Если сердобольный калмык раз-другой вздохнул еще от горькой участи бездольного шведского фенрика, то другим в лагере было уже решительно не до него, потому что в это самое время прибыла наконец на барках запоздавшая артиллерия из Шлиссельбурга. К вечеру поспели и подводимые к крепости траншеи, так что не медля могло быть приступлено к самой установке мортир и пушек.
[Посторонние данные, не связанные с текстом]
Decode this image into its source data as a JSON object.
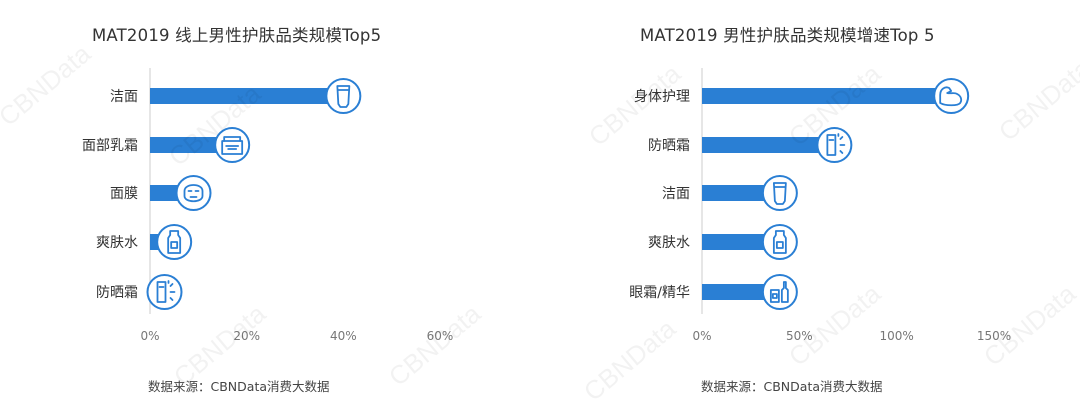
{
  "colors": {
    "bar": "#2a7fd4",
    "icon": "#2a7fd4",
    "text": "#333333",
    "tick": "#777777"
  },
  "watermark_text": "CBNData",
  "chart_data": [
    {
      "type": "bar",
      "orientation": "horizontal",
      "title": "MAT2019 线上男性护肤品类规模Top5",
      "categories": [
        "洁面",
        "面部乳霜",
        "面膜",
        "爽肤水",
        "防晒霜"
      ],
      "values": [
        40,
        17,
        9,
        5,
        3
      ],
      "unit": "%",
      "xlim": [
        0,
        60
      ],
      "ticks": [
        0,
        20,
        40,
        60
      ],
      "tick_labels": [
        "0%",
        "20%",
        "40%",
        "60%"
      ],
      "icons": [
        "tube-icon",
        "cream-jar-icon",
        "face-mask-icon",
        "bottle-icon",
        "sunscreen-icon"
      ],
      "grid": false,
      "source": "数据来源：CBNData消费大数据"
    },
    {
      "type": "bar",
      "orientation": "horizontal",
      "title": "MAT2019 男性护肤品类规模增速Top 5",
      "categories": [
        "身体护理",
        "防晒霜",
        "洁面",
        "爽肤水",
        "眼霜/精华"
      ],
      "values": [
        128,
        68,
        40,
        40,
        40
      ],
      "unit": "%",
      "xlim": [
        0,
        150
      ],
      "ticks": [
        0,
        50,
        100,
        150
      ],
      "tick_labels": [
        "0%",
        "50%",
        "100%",
        "150%"
      ],
      "icons": [
        "arm-muscle-icon",
        "sunscreen-icon",
        "tube-icon",
        "bottle-icon",
        "serum-dropper-icon"
      ],
      "grid": false,
      "source": "数据来源：CBNData消费大数据"
    }
  ]
}
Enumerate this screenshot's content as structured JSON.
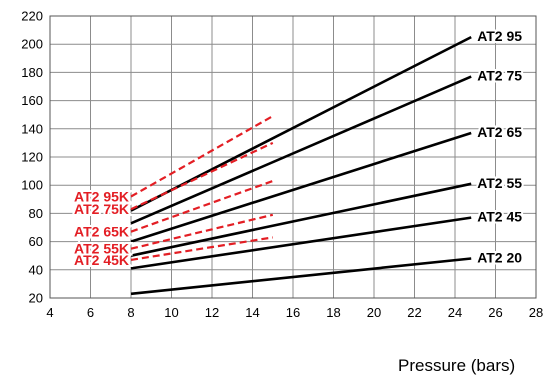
{
  "chart_data": {
    "type": "line",
    "title": "",
    "xlabel": "Pressure (bars)",
    "ylabel": "",
    "xlim": [
      4,
      28
    ],
    "ylim": [
      20,
      220
    ],
    "xticks": [
      4,
      6,
      8,
      10,
      12,
      14,
      16,
      18,
      20,
      22,
      24,
      26,
      28
    ],
    "yticks": [
      20,
      40,
      60,
      80,
      100,
      120,
      140,
      160,
      180,
      200,
      220
    ],
    "grid": true,
    "series": [
      {
        "name": "AT2 95",
        "color": "#000000",
        "style": "solid",
        "x": [
          8,
          24.8
        ],
        "y": [
          82,
          205
        ]
      },
      {
        "name": "AT2 75",
        "color": "#000000",
        "style": "solid",
        "x": [
          8,
          24.8
        ],
        "y": [
          73,
          177
        ]
      },
      {
        "name": "AT2 65",
        "color": "#000000",
        "style": "solid",
        "x": [
          8,
          24.8
        ],
        "y": [
          60,
          137
        ]
      },
      {
        "name": "AT2 55",
        "color": "#000000",
        "style": "solid",
        "x": [
          8,
          24.8
        ],
        "y": [
          50,
          101
        ]
      },
      {
        "name": "AT2 45",
        "color": "#000000",
        "style": "solid",
        "x": [
          8,
          24.8
        ],
        "y": [
          41,
          77
        ]
      },
      {
        "name": "AT2 20",
        "color": "#000000",
        "style": "solid",
        "x": [
          8,
          24.8
        ],
        "y": [
          23,
          48
        ]
      },
      {
        "name": "AT2 95K",
        "color": "#e31e24",
        "style": "dashed",
        "x": [
          8,
          15
        ],
        "y": [
          92,
          149
        ]
      },
      {
        "name": "AT2 75K",
        "color": "#e31e24",
        "style": "dashed",
        "x": [
          8,
          15
        ],
        "y": [
          83,
          130
        ]
      },
      {
        "name": "AT2 65K",
        "color": "#e31e24",
        "style": "dashed",
        "x": [
          8,
          15
        ],
        "y": [
          67,
          103
        ]
      },
      {
        "name": "AT2 55K",
        "color": "#e31e24",
        "style": "dashed",
        "x": [
          8,
          15
        ],
        "y": [
          55,
          79
        ]
      },
      {
        "name": "AT2 45K",
        "color": "#e31e24",
        "style": "dashed",
        "x": [
          8,
          15
        ],
        "y": [
          47,
          63
        ]
      }
    ]
  }
}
Целую ночь напролет, с 29-го на 30 апреля, на траншеях кипела неустанная работа, а к полудню 30-го все батареи были уже в порядке, орудия заряжены; оставалось начать бомбардировку.
Но на собранном государем военном совете было решено – не громить цитадели и беззащитного города, не испытав предварительно всех мер к миролюбивому соглашению.
От имени генерал-фельдмаршала Шереметева к коменданту цитадели, полковнику Опалеву, был отряжен трубач с «увещательным» письмом о сдаче крепости и города «на акорд».
Махая белым платком, трубач подошел к подъемному мосту и громко затрубил. Мост был опущен, и трубач скрылся в воротах цитадели. Вслед затем батареи на крепостном валу смолкли; в цитадели, очевидно, началось совещание о сдаче.
Весь русский лагерь был в лихорадочном возбуждении, особенно фейерверкеры, которые с фитилями в руках беспокойно расхаживали около своих орудий. Ужели же им и выстрела сделать не придется в ответ на эту денную и нощную воркотню вражьих пушек? Из-за чего же столько хлопотали?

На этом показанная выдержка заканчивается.